The increasing demand by consumers for organic food may have confused the actual reason the practice was first pioneered in the 1920s.

That's one conclusion of the UBC study, Many Shades of Gray: The Context-Dependent Performance of Organic Agriculture. The recent study weighed the costs, benefits and sustainability of organic agriculture. 

"You may be better off eating an apple a day and it doesn't matter if it's organic or not," said study author Verena Seufert, speaking with guest host Angela Sterritt on B.C. Almanac

Seufert said the study found organically grown crops offer minimal health benefits over conventually grown crops, especially when consumed in small quantities. 

The real benefit, she said, is that organic agriculture can be looked to as a model for healthier farming practices. On organic farms, she said, they found better animal welfare, less water pollution, less nitrogen being added to fertilizer and generally better soil treatment.

Seufert said it's a common misconception that the original intent of organic farming was about the health of the consumer — it was about the health of a farm's soil.

She said conventional farming methods have degraded soil quality while organic agriculture allows for increased soil fertility and, in turn, sustainability. 

It's all about context

The issue of sustainability is why the study's title includes the term "many shades of gray."

The study found the perceived sustainability of organic farming came down entirely to context. Seufert said while there are potential benefits, there are also many costs, such as lower yields and higher consumer prices.
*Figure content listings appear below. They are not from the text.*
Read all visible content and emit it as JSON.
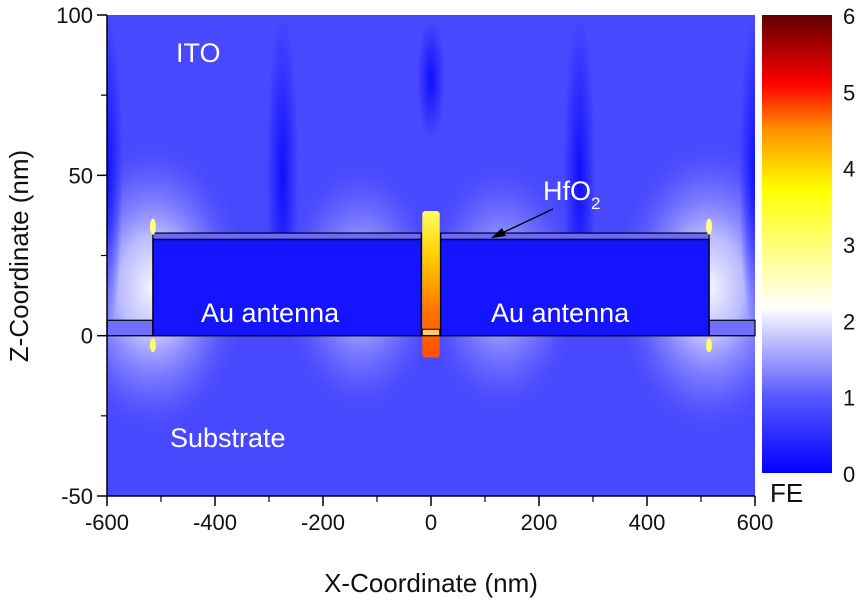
{
  "chart_data": {
    "type": "heatmap",
    "title": "",
    "xlabel": "X-Coordinate (nm)",
    "ylabel": "Z-Coordinate (nm)",
    "xlim": [
      -600,
      600
    ],
    "ylim": [
      -50,
      100
    ],
    "x_ticks": [
      -600,
      -400,
      -200,
      0,
      200,
      400,
      600
    ],
    "x_tick_labels": [
      "-600",
      "-400",
      "-200",
      "0",
      "200",
      "400",
      "600"
    ],
    "y_ticks": [
      -50,
      0,
      50,
      100
    ],
    "y_tick_labels": [
      "-50",
      "0",
      "50",
      "100"
    ],
    "colorbar": {
      "label": "FE",
      "range": [
        0,
        6
      ],
      "ticks": [
        0,
        1,
        2,
        3,
        4,
        5,
        6
      ],
      "tick_labels": [
        "0",
        "1",
        "2",
        "3",
        "4",
        "5",
        "6"
      ],
      "colors": [
        "#0000ff",
        "#5a5aff",
        "#c8c8ff",
        "#ffffff",
        "#ffff00",
        "#ff8000",
        "#ff0000",
        "#660000"
      ]
    },
    "regions": {
      "ito": "ITO",
      "substrate": "Substrate",
      "antenna_left": "Au antenna",
      "antenna_right": "Au antenna",
      "hfo2": "HfO",
      "hfo2_sub": "2"
    },
    "structures": {
      "antenna_left_x": [
        -515,
        -18
      ],
      "antenna_right_x": [
        18,
        515
      ],
      "antenna_z": [
        0,
        30
      ],
      "hfo2_z": [
        30,
        32
      ],
      "gap_center_x": 0,
      "hotspot_fe": 5.5
    }
  }
}
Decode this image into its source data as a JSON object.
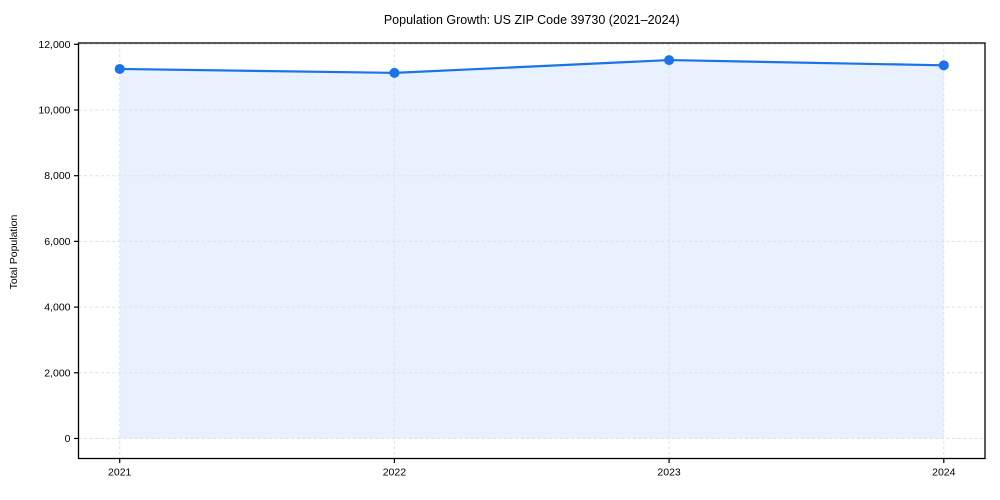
{
  "window": {
    "background": "#ffffff"
  },
  "chart_data": {
    "type": "line",
    "title": "Population Growth: US ZIP Code 39730 (2021–2024)",
    "xlabel": "",
    "ylabel": "Total Population",
    "x": [
      2021,
      2022,
      2023,
      2024
    ],
    "x_tick_labels": [
      "2021",
      "2022",
      "2023",
      "2024"
    ],
    "y_ticks": [
      0,
      2000,
      4000,
      6000,
      8000,
      10000,
      12000
    ],
    "y_tick_labels": [
      "0",
      "2,000",
      "4,000",
      "6,000",
      "8,000",
      "10,000",
      "12,000"
    ],
    "series": [
      {
        "name": "Total Population",
        "values": [
          11250,
          11130,
          11520,
          11360
        ]
      }
    ],
    "xlim": [
      2020.85,
      2024.15
    ],
    "ylim": [
      -610,
      12040
    ],
    "grid": {
      "show": true,
      "style": "dashed",
      "color": "#e0e0e0"
    },
    "legend": {
      "show": false
    },
    "area_fill": true,
    "area_baseline": 0,
    "styles": {
      "line_color": "#1a73e8",
      "marker": "circle",
      "marker_color": "#1a73e8",
      "area_fill_color": "rgba(26,115,232,0.10)",
      "frame_color": "#000000",
      "tick_color": "#000000",
      "text_color": "#000000",
      "plot_background": "#ffffff"
    }
  }
}
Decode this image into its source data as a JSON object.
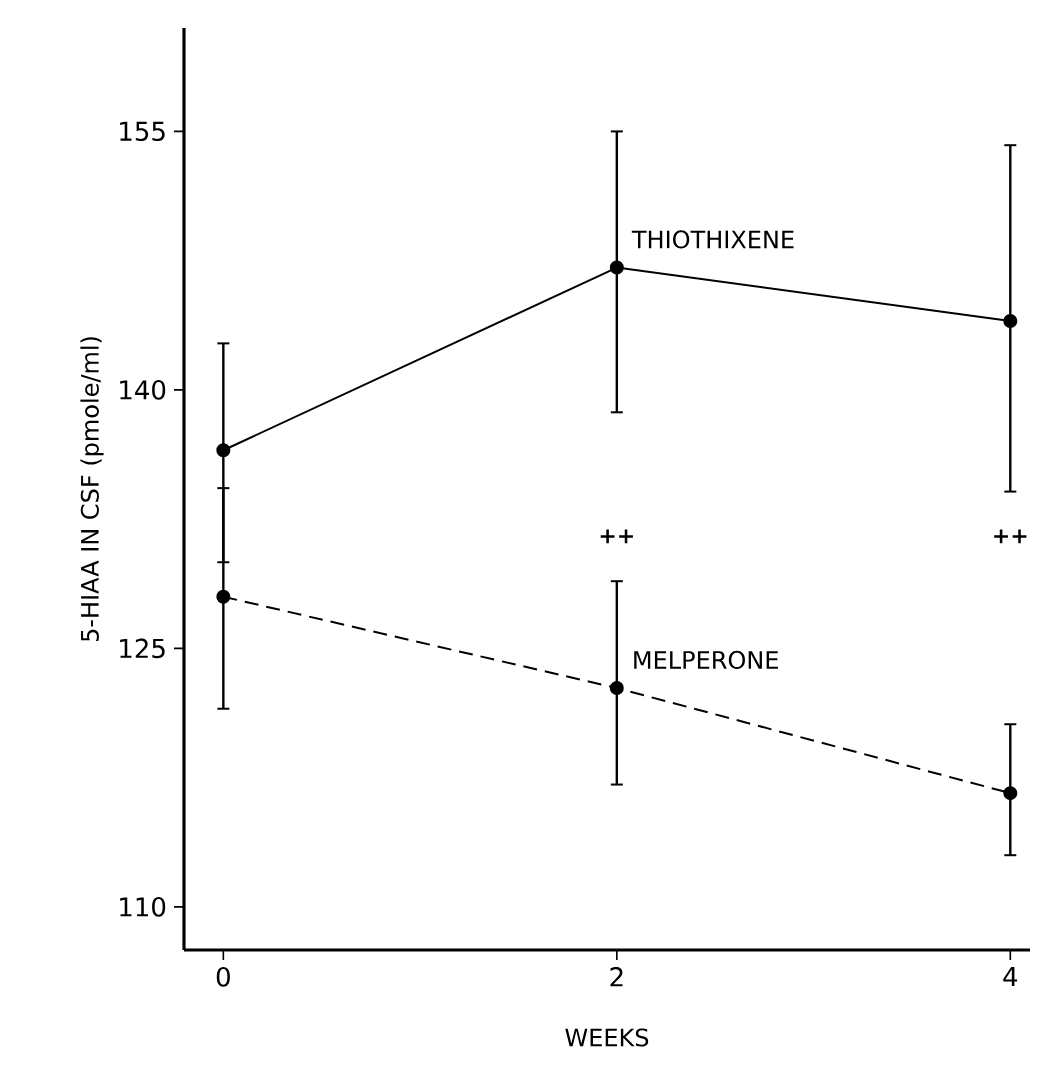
{
  "chart_data": {
    "type": "line",
    "xlabel": "WEEKS",
    "ylabel": "5-HIAA IN CSF (pmole/ml)",
    "x": [
      0,
      2,
      4
    ],
    "series": [
      {
        "name": "THIOTHIXENE",
        "color": "#000000",
        "line_style": "solid",
        "values": [
          136.5,
          147.1,
          144.0
        ],
        "errors": [
          [
            130.0,
            142.7
          ],
          [
            138.7,
            155.0
          ],
          [
            134.1,
            154.2
          ]
        ]
      },
      {
        "name": "MELPERONE",
        "color": "#000000",
        "line_style": "dashed",
        "values": [
          128.0,
          122.7,
          116.6
        ],
        "errors": [
          [
            121.5,
            134.3
          ],
          [
            117.1,
            128.9
          ],
          [
            113.0,
            120.6
          ]
        ]
      }
    ],
    "xlim": [
      -0.2,
      4.1
    ],
    "ylim": [
      107.5,
      161
    ],
    "xticks": [
      0,
      2,
      4
    ],
    "yticks": [
      110,
      125,
      140,
      155
    ],
    "marker": "circle",
    "grid": false,
    "annotations": [
      "++",
      "++"
    ]
  }
}
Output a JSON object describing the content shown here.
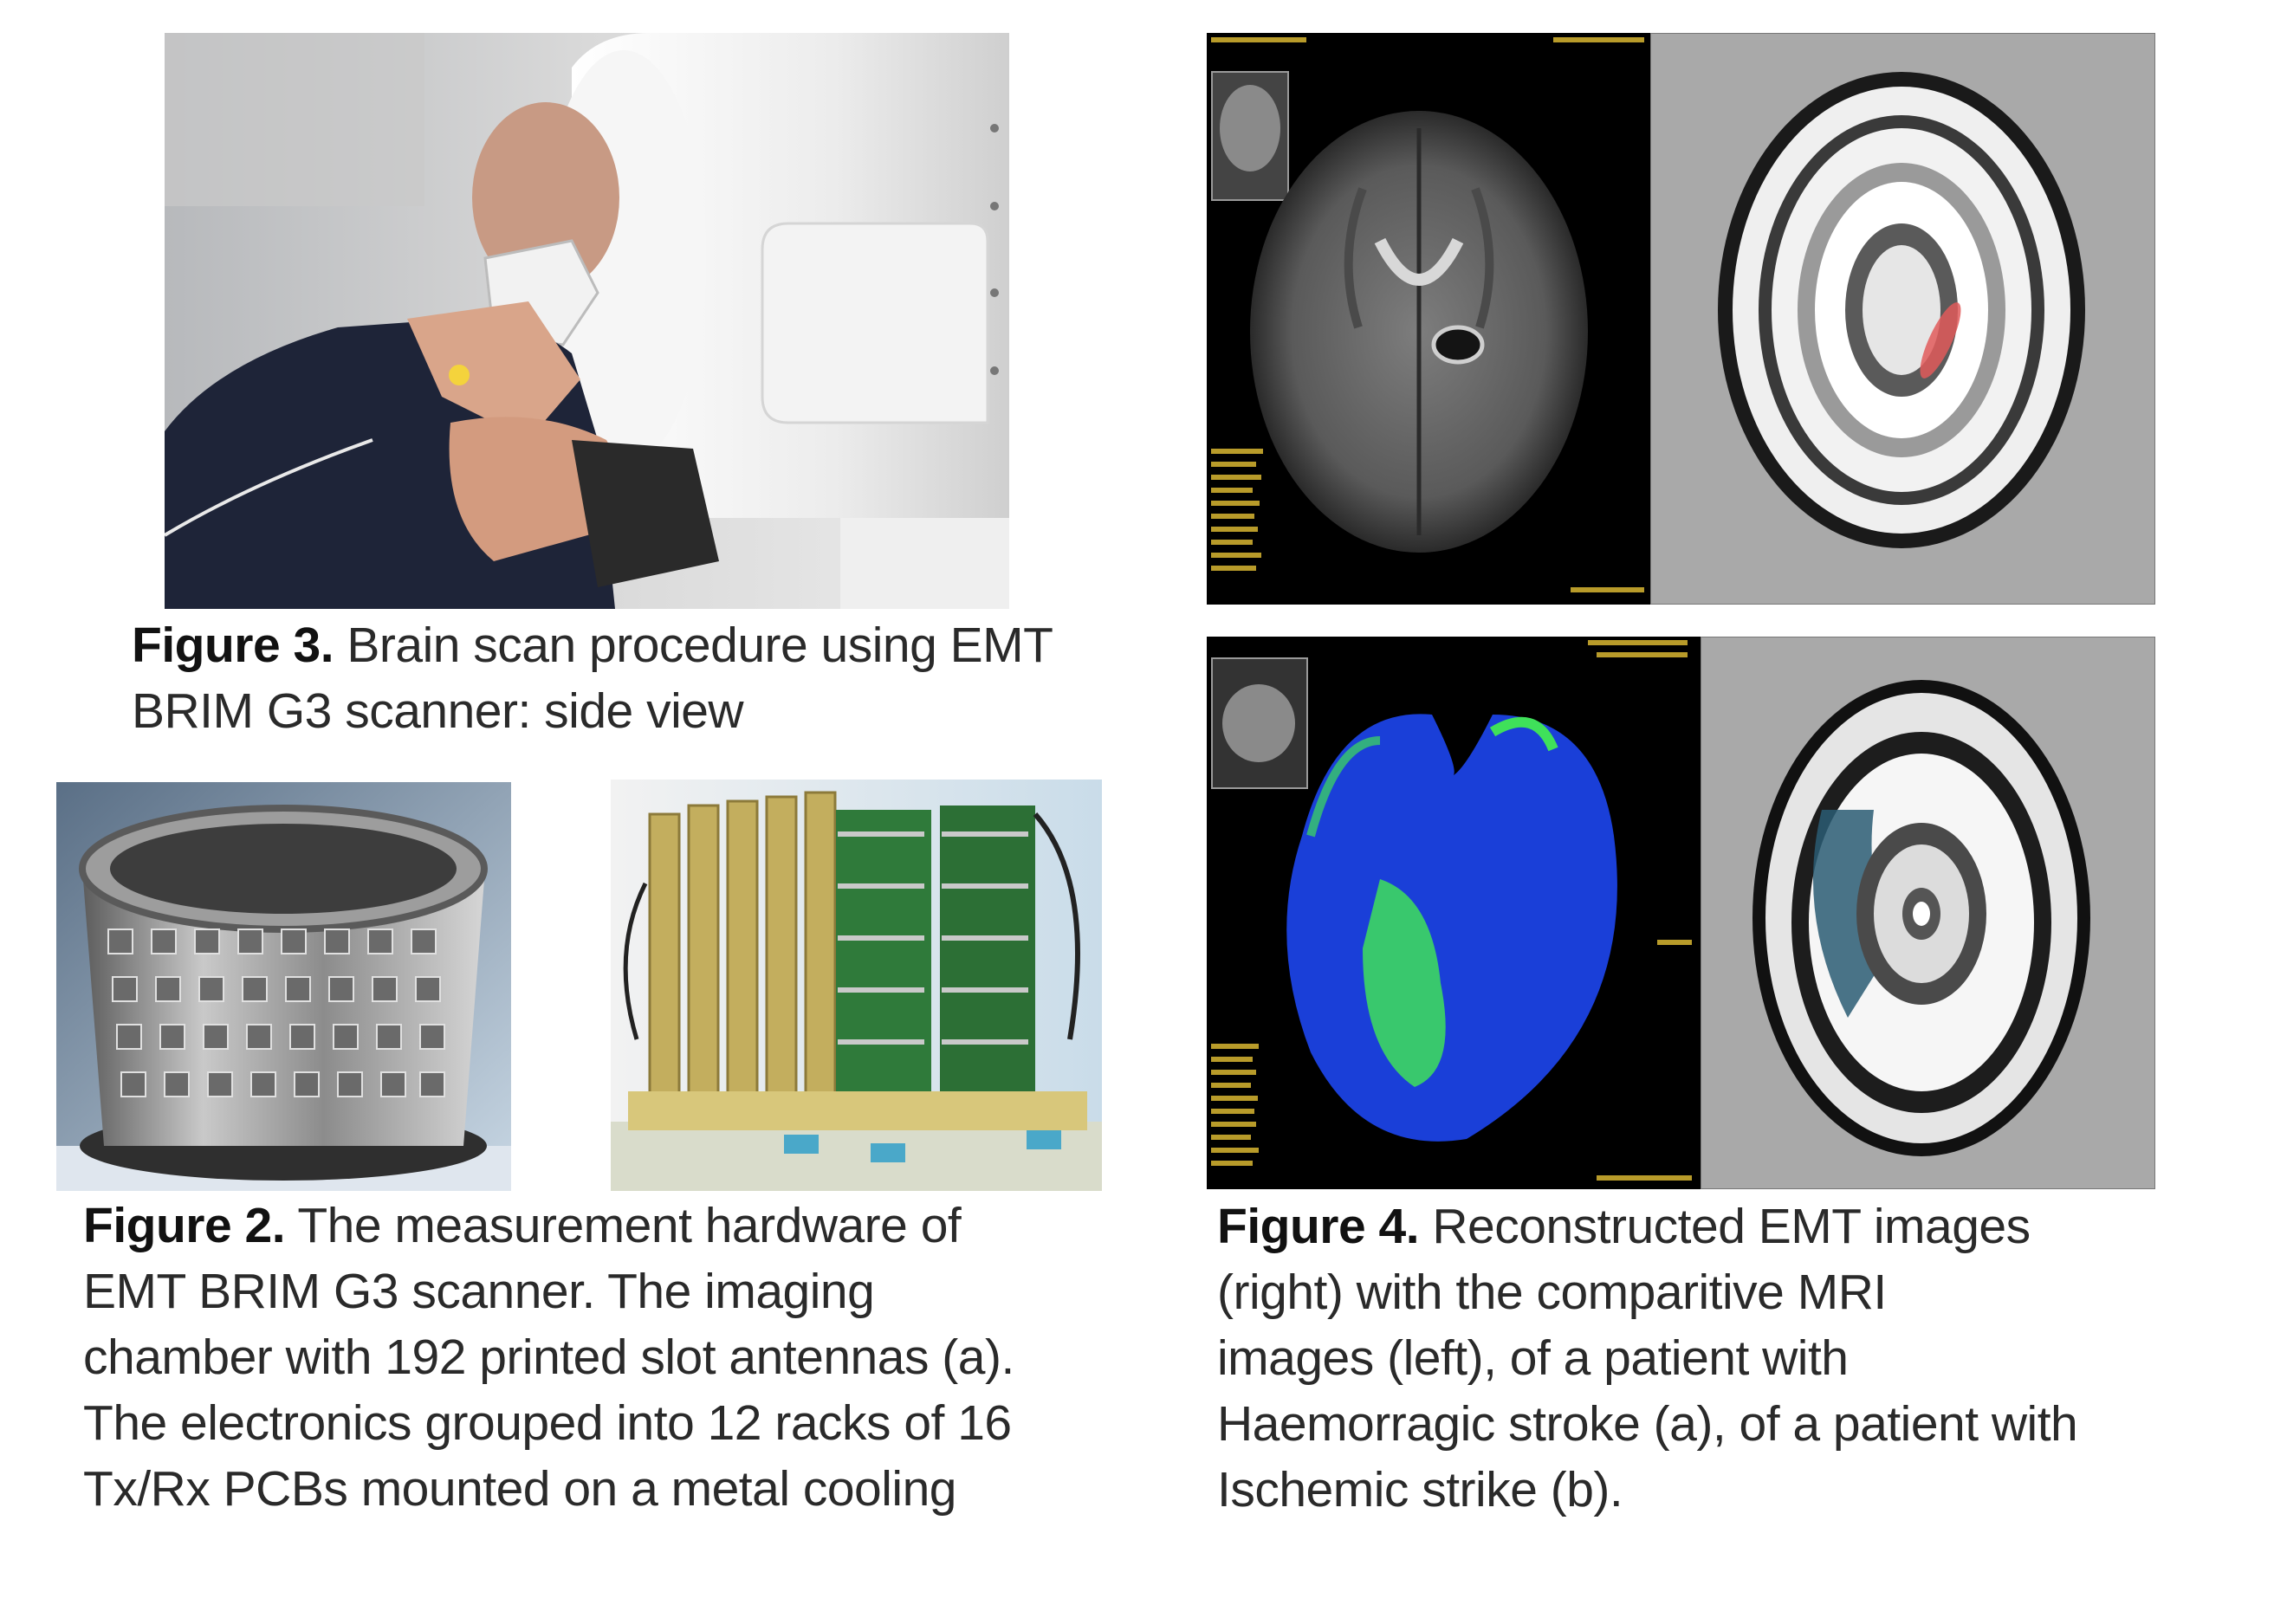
{
  "figure3": {
    "label": "Figure 3.",
    "lines": [
      "Brain scan procedure using EMT",
      "BRIM G3 scanner: side view"
    ]
  },
  "figure2": {
    "label": "Figure 2.",
    "lines": [
      "The measurement hardware of",
      "EMT BRIM G3 scanner. The imaging",
      "chamber with 192 printed slot antennas (a).",
      "The electronics grouped into 12 racks of 16",
      "Tx/Rx PCBs mounted on a metal cooling"
    ]
  },
  "figure4": {
    "label": "Figure 4.",
    "lines": [
      "Reconstructed EMT images",
      "(right) with the comparitive MRI",
      "images (left), of a patient with",
      "Haemorragic stroke (a), of a patient with",
      "Ischemic strike (b)."
    ]
  },
  "colors": {
    "mri_background": "#000000",
    "emt_background": "#a9a9a9",
    "hemorrhage_highlight": "#e05a5a",
    "perfusion_blue": "#1a3fd8",
    "perfusion_green": "#3fe05a",
    "scanner_white": "#eeeeee"
  }
}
"Compare an organic farm to a regular farm," she explained. "Typically, the organic farm has better biodiversity — more bees, more earthworms ... However it's not as efficient as conventional farming, and then if you compare environmental impact per unit, versus food output per unit, then organic farming may not fare as well."

Seufert said the findings may suggest organic agriculture isn't the answer to providing a sustainable future.

She said most organic farms are relatively quite small —very large ones begin to abandon organic practices for efficiency's sake. She pointed to California as an area that is struggling with this.

'Still a niche market'

Seufert asserts only one per cent of agricultural land on the planet is organic and only 1.7 per cent of food sold in Canada is organic. She says it's a small number but the growing demand is promising.

"Growth in the organic sector shows that people are interested in these topics, that they are looking for alternatives. This should be a message to the 99 per cent of our farms that are not organic."

Seufert stressed that rather than thinking of organic farming as good and conventional farming as bad, consumers should demand quality and humane practices from both.